How to parse restructuredtext in python?

Question:

Is there any module that can parse restructuredtext into a tree model?

Can docutils or sphinx do this?

Asked By: zhangailin

||

Answers:

Docutils does indeed contain the tools to do this.

What you probably want is the parser at docutils.parsers.rst

See this page for details on what is involved. There are also some examples at docutils/examples.py – particularly check out the internals() function, which is probably of interest.

Answered By: Gareth Latty

I’d like to extend upon the answer from Gareth Latty. “What you probably want is the parser at docutils.parsers.rst” is a good starting point of the answer, but what’s next?
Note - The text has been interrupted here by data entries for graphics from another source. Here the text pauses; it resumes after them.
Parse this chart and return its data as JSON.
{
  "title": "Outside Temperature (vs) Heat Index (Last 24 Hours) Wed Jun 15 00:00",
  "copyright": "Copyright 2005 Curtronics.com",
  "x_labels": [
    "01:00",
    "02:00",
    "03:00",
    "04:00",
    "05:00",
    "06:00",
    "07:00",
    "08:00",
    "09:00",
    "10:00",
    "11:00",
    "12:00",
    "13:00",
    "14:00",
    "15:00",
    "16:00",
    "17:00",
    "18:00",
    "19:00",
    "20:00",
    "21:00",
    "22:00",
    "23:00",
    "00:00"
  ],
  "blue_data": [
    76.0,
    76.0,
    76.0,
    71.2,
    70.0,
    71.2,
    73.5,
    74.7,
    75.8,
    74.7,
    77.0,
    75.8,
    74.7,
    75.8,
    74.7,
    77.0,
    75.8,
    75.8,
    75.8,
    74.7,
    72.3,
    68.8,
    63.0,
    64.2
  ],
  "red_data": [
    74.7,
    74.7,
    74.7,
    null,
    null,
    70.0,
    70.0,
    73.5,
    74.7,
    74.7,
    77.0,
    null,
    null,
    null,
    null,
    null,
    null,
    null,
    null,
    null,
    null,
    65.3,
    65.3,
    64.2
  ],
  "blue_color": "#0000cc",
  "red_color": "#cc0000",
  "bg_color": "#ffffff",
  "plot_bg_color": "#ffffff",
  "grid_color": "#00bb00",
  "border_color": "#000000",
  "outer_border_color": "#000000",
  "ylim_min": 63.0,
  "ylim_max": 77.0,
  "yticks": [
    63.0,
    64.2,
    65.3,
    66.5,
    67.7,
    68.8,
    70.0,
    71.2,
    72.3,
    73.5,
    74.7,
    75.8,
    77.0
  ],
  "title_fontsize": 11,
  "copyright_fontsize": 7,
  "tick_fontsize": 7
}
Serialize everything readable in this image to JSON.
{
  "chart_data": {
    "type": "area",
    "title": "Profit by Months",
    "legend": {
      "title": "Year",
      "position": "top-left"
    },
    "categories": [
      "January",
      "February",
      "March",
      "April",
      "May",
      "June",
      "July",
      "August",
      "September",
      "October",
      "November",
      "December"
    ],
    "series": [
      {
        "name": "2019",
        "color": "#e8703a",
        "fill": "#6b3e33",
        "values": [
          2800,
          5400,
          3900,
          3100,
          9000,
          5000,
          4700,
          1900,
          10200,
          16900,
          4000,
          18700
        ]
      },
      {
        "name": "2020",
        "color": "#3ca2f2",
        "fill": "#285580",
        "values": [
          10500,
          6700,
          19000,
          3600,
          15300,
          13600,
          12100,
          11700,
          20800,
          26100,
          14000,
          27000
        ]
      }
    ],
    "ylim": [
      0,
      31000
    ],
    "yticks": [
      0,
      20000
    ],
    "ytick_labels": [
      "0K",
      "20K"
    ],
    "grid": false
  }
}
Namely:

How to parse restructuredtext in python?

Below is the exact answer for Python 3.6 and docutils 0.14:

import docutils.nodes
import docutils.parsers.rst
import docutils.utils
import docutils.frontend

def parse_rst(text: str) -> docutils.nodes.document:
    parser = docutils.parsers.rst.Parser()
    components = (docutils.parsers.rst.Parser,)
    settings = docutils.frontend.OptionParser(components=components).get_default_values()
    document = docutils.utils.new_document('<rst-doc>', settings=settings)
    parser.parse(text, document)
    return document

And the resulting document can be processed using, for example, below, which will print all references in the document:

class MyVisitor(docutils.nodes.NodeVisitor):

    def visit_reference(self, node: docutils.nodes.reference) -> None:
        """Called for "reference" nodes."""
        print(node)

    def unknown_visit(self, node: docutils.nodes.Node) -> None:
        """Called for all other node types."""
        pass

Here’s how to run it:

doc = parse_rst('spam spam lovely spam')
visitor = MyVisitor(doc)
doc.walk(visitor)
Answered By: mbdevpl